Isu Global dan Nasional Terkait Transplantasi Ginjal

Oleh :
dr. Monik Alamanda

Transplantasi ginjal dan dialisis merupakan pilihan yang bisa dilakukan pada penyakit ginjal kronis stadium akhir atau end-stage renal disease (ESRD). Kondisi ESRD ditandai dengan hilangnya fungsi ginjal, sehingga tindakan diperlukan untuk menggantikan fungsi ginjal. Transplantasi ginjal memberikan peluang untuk kualitas hidup dan prognosis yang lebih baik daripada dialisis.[1,2]

Riset Kesehatan Dasar (Riskesdas) tahun 2020 melaporkan peningkatan konstan insidensi penyakit ginjal kronis sejak tahun 2018, di mana tercatat 1.602.059 penduduk Indonesia menderita gagal ginjal pada tahun 2020. Berdasarkan Indonesian Renal Registry (IRR) tahun 2018, terapi gagal ginjal yang paling banyak dilakukan adalah hemodialisis (97%), sedangkan peritoneal dialisis (2%) dan transplantasi ginjal (1%) hanya sedikit.[3]

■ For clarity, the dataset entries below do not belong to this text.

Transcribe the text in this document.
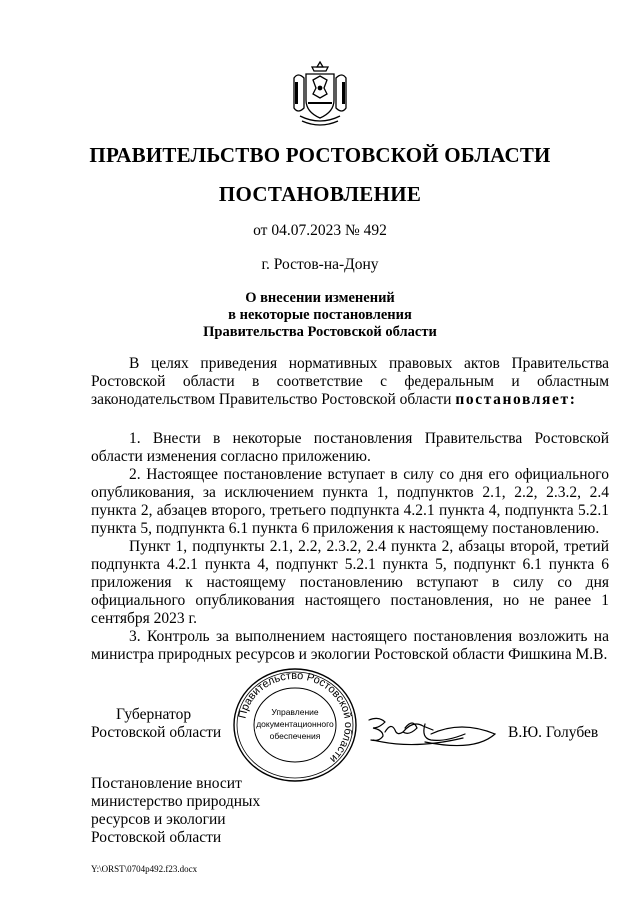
ПРАВИТЕЛЬСТВО РОСТОВСКОЙ ОБЛАСТИ
ПОСТАНОВЛЕНИЕ
от 04.07.2023 № 492
г. Ростов-на-Дону
О внесении изменений
в некоторые постановления
Правительства Ростовской области

В целях приведения нормативных правовых актов Правительства Ростовской области в соответствие с федеральным и областным законодательством Правительство Ростовской области постановляет:

1. Внести в некоторые постановления Правительства Ростовской области изменения согласно приложению.

2. Настоящее постановление вступает в силу со дня его официального опубликования, за исключением пункта 1, подпунктов 2.1, 2.2, 2.3.2, 2.4 пункта 2, абзацев второго, третьего подпункта 4.2.1 пункта 4, подпункта 5.2.1 пункта 5, подпункта 6.1 пункта 6 приложения к настоящему постановлению.

Пункт 1, подпункты 2.1, 2.2, 2.3.2, 2.4 пункта 2, абзацы второй, третий подпункта 4.2.1 пункта 4, подпункт 5.2.1 пункта 5, подпункт 6.1 пункта 6 приложения к настоящему постановлению вступают в силу со дня официального опубликования настоящего постановления, но не ранее 1 сентября 2023 г.

3. Контроль за выполнением настоящего постановления возложить на министра природных ресурсов и экологии Ростовской области Фишкина М.В.

Губернатор
Ростовской области
Правительство Ростовской области
Управление
документационного
обеспечения	В.Ю. Голубев
Постановление вносит
министерство природных
ресурсов и экологии
Ростовской области
Y:\ORST\0704p492.f23.docx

shutterstock_1114500890-min

Isu Global Terkait Transplantasi Ginjal

Seiring dengan meningkatnya prevalensi ESRD, jumlah ketersediaan organ donor tidak dapat memenuhi kebutuhan yang ada. Seorang pasien harus menunggu bertahun-tahun dalam daftar tunggu sebelum akhirnya mendapatkan organ donor. Banyak pasien ESRD yang meninggal dalam penantian tersebut atau menjadi tidak layak untuk mendapatkan transplantasi ginjal akibat kondisi medis yang memburuk. Selain itu, perbedaan kondisi geografis juga menjadi hambatan lainnya karena mempengaruhi waktu tunggu pasien.[1,2]

Secara global, terdapat pro dan kontra mengenai kebijakan akan transplantasi ginjal. Ketika seorang pasien ESRD tidak mempunyai calon hidup tetapi layak untuk menjadi kandidat transplantasi ginjal, maka pasien tersebut akan masuk ke dalam daftar tunggu. Organ donor adalah sesuai yang sangat langka dan berharga, sehingga harus dimanfaatkan semaksimal mungkin.[1,2]

Distribusi nya diprioritaskan untuk pasien yang memiliki potensi durasi penggunaan organ donor semaksimal mungkin. Namun di sisi lain, distribusi organ dapat juga dilakukan dengan pendekatan berdasarkan waktu tunggu. Dua pandangan tersebut merepresentasikan utilitas versus keadilan dalam mengalokasikan organ donor.[1,2]

Terbatasnya ketersediaan organ donor dan waktu tunggu yang panjang, menyebabkan banyak pasien ESRD mencoba peruntungan ke pasar gelap (ilegal) baik di dalam maupun luar negeri. Komersialisme dari transplantasi dan tidak adanya hukum yang baik justru menimbulkan risiko bagi kesehatan pasien yang dapat berujung pada kematian.[1,2]

Selain itu masih terdapat isu mengenai xenotransplantasi dari hewan-hewan primata seperti simpanse, monyet, dan babon. Hewan-hewan tersebut merupakan hewan yang dilindungi sehingga penggunaan organnya sebagai donor masih diperdebatkan. Saat ini mulai banyak dikembangkan penelitian mengenai babi sebagai donor xenograft potensial. Hal ini dikarenakan babi memiliki tingkat reproduksi yang tinggi, pertumbuhan ke usia dewasa yang cepat, risiko transmisi penyakit menular yang lebih rendah, dan ukuran organ yang sesuai.[1,2]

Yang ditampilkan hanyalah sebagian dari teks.